On border closure, I disagreed the insinuations that revenue generation was behind the decision.
She said: “No. Nigeria needed to close the borders because we were not getting cooperation from our neigbouring countries.”
The minister said the failure of the neighbouring states to abide by bilateral agreements they reached with Nigeria was responsible.
She said: “We have over the years been committed to some alliances and bilateral agreements, but our neigbbours were not respecting those bilateral agreements and at this time when the President has signed Nigeria up to the African Continental Free Trade Area (AfCFTA) agreement, it becomes more important for us to make sure everybody complies with the commitments that are made.”
She stressed: “The practice our neighbors have engaged in is hurting our economy. It’s hurting our local businesses and we have to make sure that stops.
“That is the purpose of the border closure and not generating revenue,” she said, adding that “if revenues are generated, it’s a consequence, but that’s not the purpose.”
She, however, gave assurance that “the moment the neighboring countries show readiness to comply with the commitments that they have signed to, there will be discussions at the level of the Presidents where we will extract strong commitments from our neighbours and the issue would be resolved.”
On debt profile and management, Ahmed insisted that Nigeria has no debt problem.
“What we have is a revenue problem. Our revenue to GDP is still one of the lowest among countries that are comparable to us. It’s about 19 per cent of GDP and what the World Bank and IMF recommended is about 50 per cent of GDP for countries that are our size. We are not there yet. What we have is a revenue problem,” she said.
The minister, however, admitted that the underperformance of the country’s revenue was causing a significant strain in Nigeria’s ability to service its debt and government’s day-to-day recurrent expenditure, saying “that is why all the work we are doing at the Ministry of Finance is concentrating on driving the increase in revenue.”

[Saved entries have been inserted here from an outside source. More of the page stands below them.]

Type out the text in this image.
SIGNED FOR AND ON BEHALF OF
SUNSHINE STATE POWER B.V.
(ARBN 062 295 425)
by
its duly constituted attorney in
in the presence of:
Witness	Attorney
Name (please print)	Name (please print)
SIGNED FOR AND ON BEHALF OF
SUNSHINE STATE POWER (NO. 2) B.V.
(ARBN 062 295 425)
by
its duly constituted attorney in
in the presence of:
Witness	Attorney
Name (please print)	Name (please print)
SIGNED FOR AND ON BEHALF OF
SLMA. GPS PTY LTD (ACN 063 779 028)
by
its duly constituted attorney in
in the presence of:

Ahmed said there would be discussion on the proposed $2.5 billion to $3 billion facility for the power sector development programme in Nigeria, including the development of the transmission and distribution networks that will involve removing the challenges that are currently bedeviling the electricity sector.
She said: “We are going to have a full meeting to discuss the power sector recovery programme, and back home, we have been working a great deal with the World Bank to design how this programme will be implemented. So, we have an opportunity now to have a direct meeting with the leadership of the bank and to tell them the plan we have and how much we need from one to five years.
“So, the funding could be as much as $3bn and we are going to be pushing for it to be provided in phases. Phase one will be $1.5 billion and Phase II will be another $1.5 billion.”
On the 2020 budget proposal, Ahmed said it was an abnormality that Nigeria has not been focusing on tax revenues in funding its budgets, adding that this time around, what the government is “trying to do in the 2020 budget is to harness the full potential of revenue mobilisation within our country.”